Donald Wellington

Personal information
- Full name: Donald Koboh Wellington
- Date of birth: 10 September 1992 (age 32)
- Height: 1.83 m (6 ft 0 in)
- Position(s): Striker

Team information
- Current team: Karela United

Senior career*
- Years: Team / Apps / (Gls)
- 2010–2011: Ports Authority
- 2011: IFK Värnamo / 9 / (3)
- 2011–2012: Ports Authority
- 2012–2013: Shabab Al-Ghazieh / 0 / (0)
- 2013–2015: Gem Stars
- 2016: East End Lions
- 2017: Ports Authority
- 2018–: Karela United

International career^{‡}
- 2011–: Sierra Leone / 4 / (0)

= Donald Wellington =

Sierra Leonean international footballer (born 1992)

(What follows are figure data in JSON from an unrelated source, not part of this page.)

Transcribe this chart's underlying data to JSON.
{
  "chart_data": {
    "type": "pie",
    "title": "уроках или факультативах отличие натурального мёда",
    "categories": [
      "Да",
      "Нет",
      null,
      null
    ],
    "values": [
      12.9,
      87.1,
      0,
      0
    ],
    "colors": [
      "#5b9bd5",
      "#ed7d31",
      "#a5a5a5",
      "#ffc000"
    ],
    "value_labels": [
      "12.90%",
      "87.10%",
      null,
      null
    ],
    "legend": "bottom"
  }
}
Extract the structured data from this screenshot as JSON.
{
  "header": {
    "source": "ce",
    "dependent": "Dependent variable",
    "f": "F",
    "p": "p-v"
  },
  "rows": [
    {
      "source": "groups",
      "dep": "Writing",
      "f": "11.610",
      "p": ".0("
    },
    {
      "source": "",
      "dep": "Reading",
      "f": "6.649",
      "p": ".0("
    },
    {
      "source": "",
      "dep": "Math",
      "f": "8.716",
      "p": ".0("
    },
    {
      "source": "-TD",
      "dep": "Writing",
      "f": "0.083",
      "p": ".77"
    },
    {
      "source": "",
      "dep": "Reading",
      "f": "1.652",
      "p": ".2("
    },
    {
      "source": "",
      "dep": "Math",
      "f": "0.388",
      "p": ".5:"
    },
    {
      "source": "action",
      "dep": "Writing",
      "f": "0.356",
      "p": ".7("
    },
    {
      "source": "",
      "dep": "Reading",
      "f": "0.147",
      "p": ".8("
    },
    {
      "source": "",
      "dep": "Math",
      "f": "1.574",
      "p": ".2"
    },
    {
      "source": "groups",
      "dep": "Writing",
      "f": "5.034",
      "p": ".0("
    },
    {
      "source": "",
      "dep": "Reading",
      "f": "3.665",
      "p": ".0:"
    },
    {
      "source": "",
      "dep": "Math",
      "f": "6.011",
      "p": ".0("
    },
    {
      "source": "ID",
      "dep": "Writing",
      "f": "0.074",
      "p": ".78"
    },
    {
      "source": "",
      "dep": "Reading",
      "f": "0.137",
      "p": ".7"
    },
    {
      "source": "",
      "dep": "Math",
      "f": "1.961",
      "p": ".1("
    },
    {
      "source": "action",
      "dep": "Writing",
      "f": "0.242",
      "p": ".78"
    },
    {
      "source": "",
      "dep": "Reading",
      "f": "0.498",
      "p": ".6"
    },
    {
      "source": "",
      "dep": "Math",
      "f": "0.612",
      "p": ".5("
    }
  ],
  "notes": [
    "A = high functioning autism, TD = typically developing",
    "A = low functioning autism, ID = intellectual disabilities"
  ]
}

Donald Koboh Wellington (born 10 September 1992) is a Sierra Leonean international footballer who plays for Ghanaian club Karela United, as a striker.

==Career==
Wellington has played club football for Ports Authority, IFK Värnamo, Shabab Al-Ghazieh, Gem Stars, East End Lions and Karela United. Before joining Värnamo, Wellington was linked with Norwegian club Stabæk.

He made his international debut for Sierra Leone in 2011.